Bakan Fidan: Güvenliği tehdit altında olan İsrail değil, Filistinliler ve bölge ülkeleridir
Amman’da Ürdün Dışişleri Bakanı Ayman Safadi ile ortak basın toplantısında konuşan Dışişleri Bakanı Hakan Fidan, "Güvenliği tehdit altında olan aslında İsrail değil tam aksine Filistinliler ve bölge ülkeleridir" dedi.
Dışişleri Bakanı Hakan Fidan, Amman’da Ürdün Dışişleri Bakanı Ayman Safadi ile düzenlediği ortak basın toplantısında konuştu.
Bakan Fidan şu açıklamaları yaptı:
"İsrail’in Filistin’e yönelik saldırılarını güvenlik gerekçesiyle meşrulaştırmaya çalışması asla kabul edilemez. İsrail’in kendi güvenliğini sağlama iddiasıyla yaptığı yayılmacılık, işgalden başka bir şey değildir.
Her savaştan, her krizinden sonra İsrail’in topraklarını genişletmesi bunun en somut kanıtıdır. İsrail, Batı Şeria’da yerleşim diye adlandırdığı işgal faaliyetleri ile de Filistinlilerin topraklarını da çalmaktadır.

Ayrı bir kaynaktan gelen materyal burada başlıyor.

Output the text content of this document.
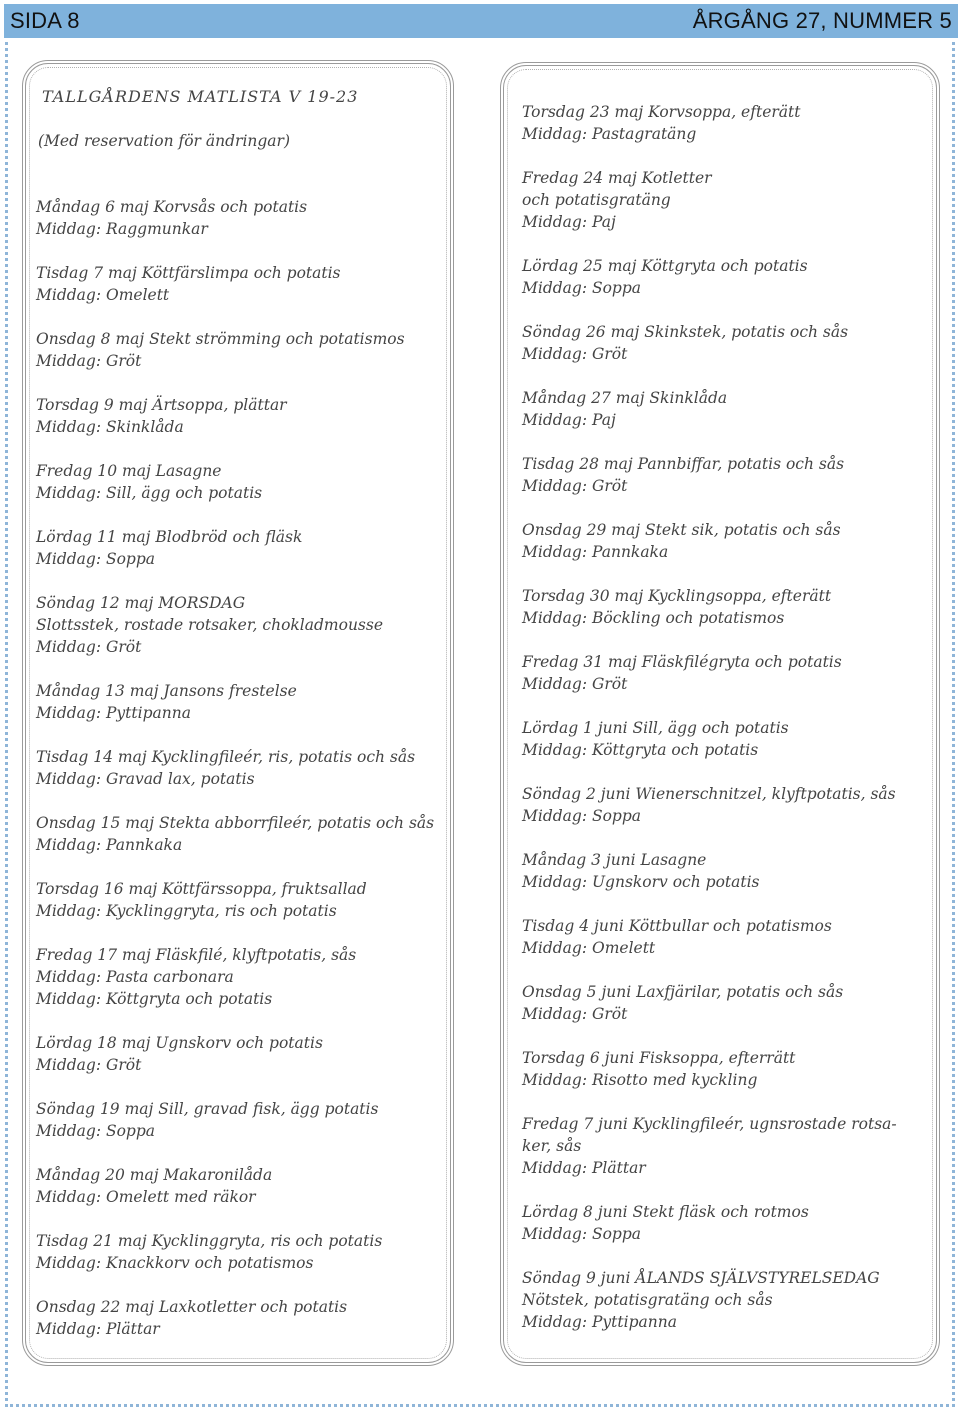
SIDA 8	ÅRGÅNG 27, NUMMER 5
TALLGÅRDENS MATLISTA V 19-23
(Med reservation för ändringar)
Måndag 6 maj Korvsås och potatis
Middag: Raggmunkar
Tisdag 7 maj Köttfärslimpa och potatis
Middag: Omelett
Onsdag 8 maj Stekt strömming och potatismos
Middag: Gröt
Torsdag 9 maj Ärtsoppa, plättar
Middag: Skinklåda
Fredag 10 maj Lasagne
Middag: Sill, ägg och potatis
Lördag 11 maj Blodbröd och fläsk
Middag: Soppa
Söndag 12 maj MORSDAG
Slottsstek, rostade rotsaker, chokladmousse
Middag: Gröt
Måndag 13 maj Jansons frestelse
Middag: Pyttipanna
Tisdag 14 maj Kycklingfileér, ris, potatis och sås
Middag: Gravad lax, potatis
Onsdag 15 maj Stekta abborrfileér, potatis och sås
Middag: Pannkaka
Torsdag 16 maj Köttfärssoppa, fruktsallad
Middag: Kycklinggryta, ris och potatis
Fredag 17 maj Fläskfilé, klyftpotatis, sås
Middag: Pasta carbonara
Middag: Köttgryta och potatis
Lördag 18 maj Ugnskorv och potatis
Middag: Gröt
Söndag 19 maj Sill, gravad fisk, ägg potatis
Middag: Soppa
Måndag 20 maj Makaronilåda
Middag: Omelett med räkor
Tisdag 21 maj Kycklinggryta, ris och potatis
Middag: Knackkorv och potatismos
Onsdag 22 maj Laxkotletter och potatis
Middag: Plättar
Torsdag 23 maj Korvsoppa, efterätt
Middag: Pastagratäng
Fredag 24 maj Kotletter
och potatisgratäng
Middag: Paj
Lördag 25 maj Köttgryta och potatis
Middag: Soppa
Söndag 26 maj Skinkstek, potatis och sås
Middag: Gröt
Måndag 27 maj Skinklåda
Middag: Paj
Tisdag 28 maj Pannbiffar, potatis och sås
Middag: Gröt
Onsdag 29 maj Stekt sik, potatis och sås
Middag: Pannkaka
Torsdag 30 maj Kycklingsoppa, efterätt
Middag: Böckling och potatismos
Fredag 31 maj Fläskfilégryta och potatis
Middag: Gröt
Lördag 1 juni Sill, ägg och potatis
Middag: Köttgryta och potatis
Söndag 2 juni Wienerschnitzel, klyftpotatis, sås
Middag: Soppa
Måndag 3 juni Lasagne
Middag: Ugnskorv och potatis
Tisdag 4 juni Köttbullar och potatismos
Middag: Omelett
Onsdag 5 juni Laxfjärilar, potatis och sås
Middag: Gröt
Torsdag 6 juni Fisksoppa, efterrätt
Middag: Risotto med kyckling
Fredag 7 juni Kycklingfileér, ugnsrostade rotsa-
ker, sås
Middag: Plättar
Lördag 8 juni Stekt fläsk och rotmos
Middag: Soppa
Söndag 9 juni ÅLANDS SJÄLVSTYRELSEDAG
Nötstek, potatisgratäng och sås
Middag: Pyttipanna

Açık konuşalım, güvenliği tehdit altında olan aslında İsrail değil, tam aksine Filistinliler ve bölge ülkeleridir. Tüm dünyanın bu gerçeği görmesi gerekmekte."
Ürdün Dışişleri Bakanı Ayman Safadi ise, "(Gazze Şeridi'ndeki) Tehcirin durdurulması çok önemli. Gazze'yi Filistin toprağı olarak görüyoruz. Gazze tektir, birliği çok önemlidir. İki devletli çözüm olmalıdır. Başkenti Doğu Kudüs olan bir Filistin devleti kurulması için çalışmalarımızı sürdüreceğiz. İsrailli yetkililer kışkırtıcı söylemlerini devam ettiriyor" dedi.
BAKAN FİDAN, PAKİSTANLI VE İRANLI MEVKİDAŞLARIYLA TELEFONDA GÖRÜŞTÜ
Dışişleri Bakanı Fidan, Pakistanlı mevkidaşı Jalil Abbas Jilani ve İranlı mevkidaşı Hüseyin Emir Abdullahiyan ile bugün yaptığı telefon görüşmesinde bölgede yeni sorunlar yaşanmaması gerektiğine dikkati çekti. Fidan’ın her iki tarafa da itidal çağrısında bulunduğu belirtildi. Görüşmede Bakan Jilani ve Bakan Abdullahiyan’ın Fidan’a, kendilerinin de gerilimin tırmanmasını istemediklerini ifade ettikleri öğrenildi.
Konuyla ilgili Türkiye Cumhuriyeti Dışişleri Bakanlığı’ndan bugün yapılan ayrı bir açıklamada gelişmelerden endişe duyulduğu belirterek “Sorunların, BM Şartı başta olmak üzere, uluslararası hukukun temel ilkeleri çerçevesinde ülkelerin egemenliğine ve toprak bütünlüğüne karşılıklı saygı temelinde dostluk ve kardeşlik anlayışıyla çözülmesi gerektiğine inanıyoruz.
Tüm meselelerin bölgesel güvenliği ve istikrarı daha fazla tehdit etmeden diyalog ve işbirliği yoluyla çözümlenmesini temenni ediyoruz. Dost ve kardeş İran, Irak ve Pakistan’a itidal ve sağduyuyla suhuletin sağlanması çağrısında bulunuyoruz. Türkiye Cumhuriyeti, anlaşmazlıkların barışçıl yollarla çözümü konusunda bölge ülkeleriyle deneyimlerini paylaşmaya ve katkı sunmaya hazırdır” denilmişti.